The Freedom Foundation’s Washington outreach team is helping the state’s public employees by sharing a feature in the fine print found on nearly every union member’s membership agreement to help give public employees a second chance to opt out of union dues.
One of the most frustrating and ongoing hurdles many union-represented workers face is the elusive “opt-out window period” — a very short, arbitrarily selected interval once a year when dues can be successfully canceled.
If the opt-out isn’t submitted in that timeframe, the worker’s membership is cancelled but union dues continue to be deducted from their paycheck.
Union dues can typically be cancelled during one of three key timeframes — the annual opt-out window, the anniversary date of when the employee signed the membership form or when the union contract expires — whichever comes first.
Enter June 30 —the date that all Washington worker labor agreements expire to usher in the newly approved contract and the second time period that allows union dues to be canceled.
Earlier this year, we were contacted by Karla, a DSHS worker seeking to end union dues after having received the standard message from her union — Washington Federation of State Employees, AFSCME Council 28 (WFSE) — informing her membership had been canceled but she was still paying dues until September or June 30, whichever came sooner.
“I’ve paid union dues for years and years,” she said. “I finally got tired of paying for their politics. I wouldn’t have known I could opt out three months sooner if it wasn’t for the Freedom Foundation. Now I can keep my dues and have a nice vacation.”

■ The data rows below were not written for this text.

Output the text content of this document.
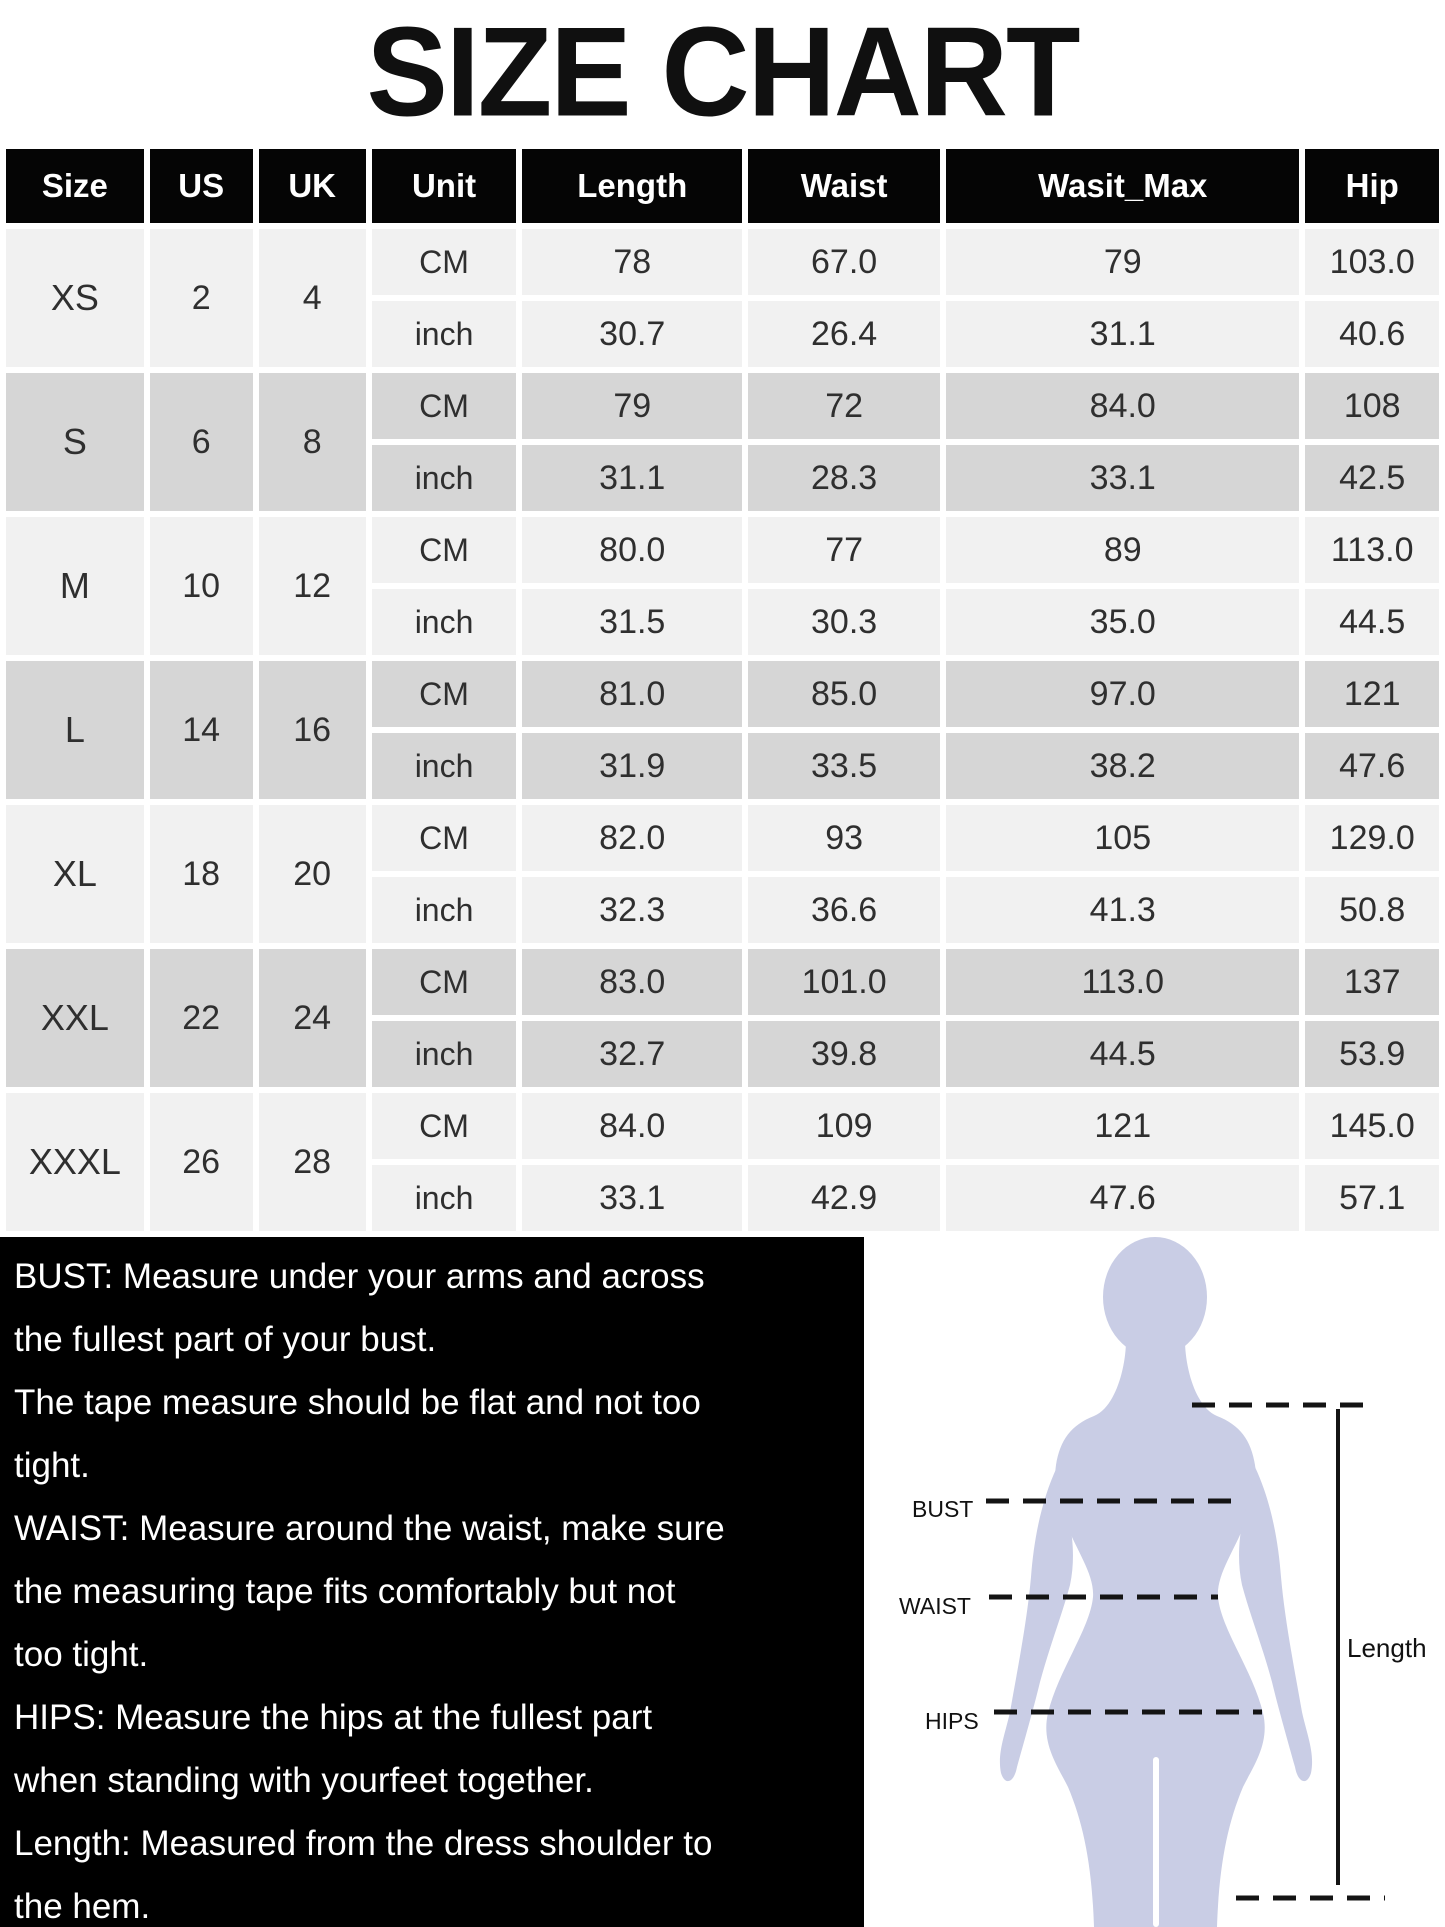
SIZE CHART
Size	US	UK	Unit	Length	Waist	Wasit_Max	Hip
XS	2	4	CM	78	67.0	79	103.0
			inch	30.7	26.4	31.1	40.6
S	6	8	CM	79	72	84.0	108
			inch	31.1	28.3	33.1	42.5
M	10	12	CM	80.0	77	89	113.0
			inch	31.5	30.3	35.0	44.5
L	14	16	CM	81.0	85.0	97.0	121
			inch	31.9	33.5	38.2	47.6
XL	18	20	CM	82.0	93	105	129.0
			inch	32.3	36.6	41.3	50.8
XXL	22	24	CM	83.0	101.0	113.0	137
			inch	32.7	39.8	44.5	53.9
XXXL	26	28	CM	84.0	109	121	145.0
			inch	33.1	42.9	47.6	57.1
BUST: Measure under your arms and across
the fullest part of your bust.
The tape measure should be flat and not too
tight.
WAIST: Measure around the waist, make sure
the measuring tape fits comfortably but not
too tight.
HIPS: Measure the hips at the fullest part
when standing with yourfeet together.
Length: Measured from the dress shoulder to
the hem.
BUST
WAIST
HIPS
Length
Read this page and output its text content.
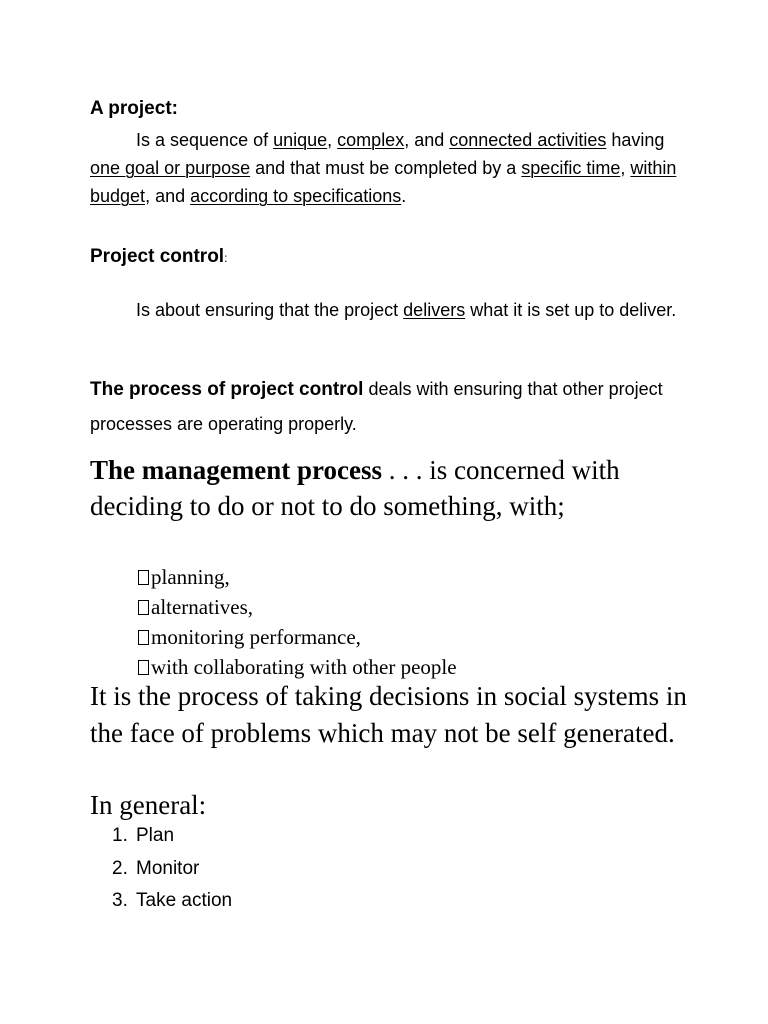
A project:

Is a sequence of unique, complex, and connected activities having one goal or purpose and that must be completed by a specific time, within budget, and according to specifications.

Project control:

Is about ensuring that the project delivers what it is set up to deliver.

The process of project control deals with ensuring that other project processes are operating properly.

The management process . . . is concerned with deciding to do or not to do something, with;

planning,
alternatives,
monitoring performance,
with collaborating with other people

It is the process of taking decisions in social systems in the face of problems which may not be self generated.

In general:

1. Plan
2. Monitor
3. Take action
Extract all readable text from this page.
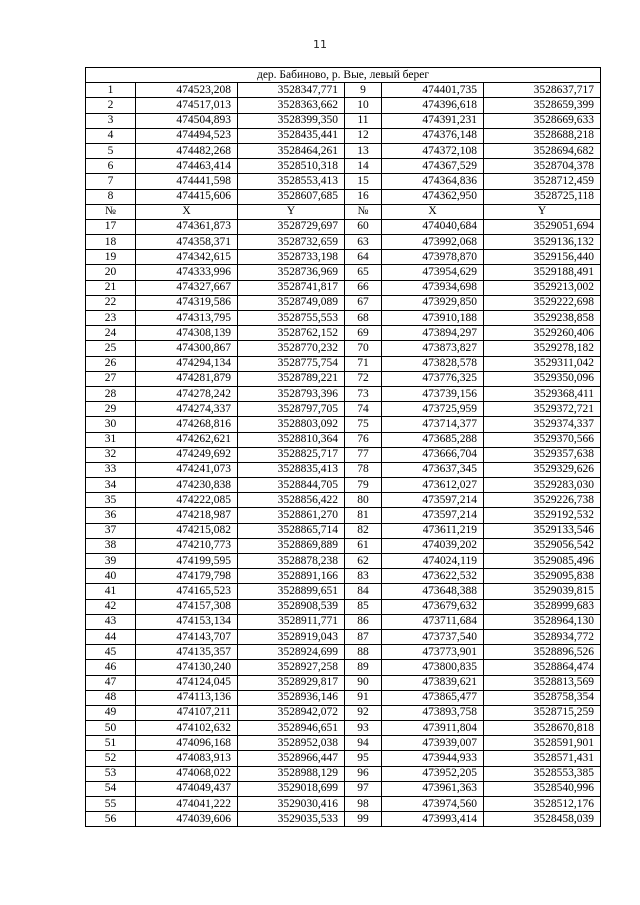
11
дер. Бабиново, р. Вые, левый берег					
1	474523,208	3528347,771	9	474401,735	3528637,717
2	474517,013	3528363,662	10	474396,618	3528659,399
3	474504,893	3528399,350	11	474391,231	3528669,633
4	474494,523	3528435,441	12	474376,148	3528688,218
5	474482,268	3528464,261	13	474372,108	3528694,682
6	474463,414	3528510,318	14	474367,529	3528704,378
7	474441,598	3528553,413	15	474364,836	3528712,459
8	474415,606	3528607,685	16	474362,950	3528725,118
№	X	Y	№	X	Y
17	474361,873	3528729,697	60	474040,684	3529051,694
18	474358,371	3528732,659	63	473992,068	3529136,132
19	474342,615	3528733,198	64	473978,870	3529156,440
20	474333,996	3528736,969	65	473954,629	3529188,491
21	474327,667	3528741,817	66	473934,698	3529213,002
22	474319,586	3528749,089	67	473929,850	3529222,698
23	474313,795	3528755,553	68	473910,188	3529238,858
24	474308,139	3528762,152	69	473894,297	3529260,406
25	474300,867	3528770,232	70	473873,827	3529278,182
26	474294,134	3528775,754	71	473828,578	3529311,042
27	474281,879	3528789,221	72	473776,325	3529350,096
28	474278,242	3528793,396	73	473739,156	3529368,411
29	474274,337	3528797,705	74	473725,959	3529372,721
30	474268,816	3528803,092	75	473714,377	3529374,337
31	474262,621	3528810,364	76	473685,288	3529370,566
32	474249,692	3528825,717	77	473666,704	3529357,638
33	474241,073	3528835,413	78	473637,345	3529329,626
34	474230,838	3528844,705	79	473612,027	3529283,030
35	474222,085	3528856,422	80	473597,214	3529226,738
36	474218,987	3528861,270	81	473597,214	3529192,532
37	474215,082	3528865,714	82	473611,219	3529133,546
38	474210,773	3528869,889	61	474039,202	3529056,542
39	474199,595	3528878,238	62	474024,119	3529085,496
40	474179,798	3528891,166	83	473622,532	3529095,838
41	474165,523	3528899,651	84	473648,388	3529039,815
42	474157,308	3528908,539	85	473679,632	3528999,683
43	474153,134	3528911,771	86	473711,684	3528964,130
44	474143,707	3528919,043	87	473737,540	3528934,772
45	474135,357	3528924,699	88	473773,901	3528896,526
46	474130,240	3528927,258	89	473800,835	3528864,474
47	474124,045	3528929,817	90	473839,621	3528813,569
48	474113,136	3528936,146	91	473865,477	3528758,354
49	474107,211	3528942,072	92	473893,758	3528715,259
50	474102,632	3528946,651	93	473911,804	3528670,818
51	474096,168	3528952,038	94	473939,007	3528591,901
52	474083,913	3528966,447	95	473944,933	3528571,431
53	474068,022	3528988,129	96	473952,205	3528553,385
54	474049,437	3529018,699	97	473961,363	3528540,996
55	474041,222	3529030,416	98	473974,560	3528512,176
56	474039,606	3529035,533	99	473993,414	3528458,039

This opportunity is the difference between offsetting rising costs in Washington state — where public employee unions are funding the politicians who vote for policies that drive up the cost of living beyond the 5 percent raises the unions applaud themselves for.
By opting out, workers aren’t just saving money. They’re pushing back against the very system that uses restrictive membership policies to trap their paychecks while claiming to represent their best interests.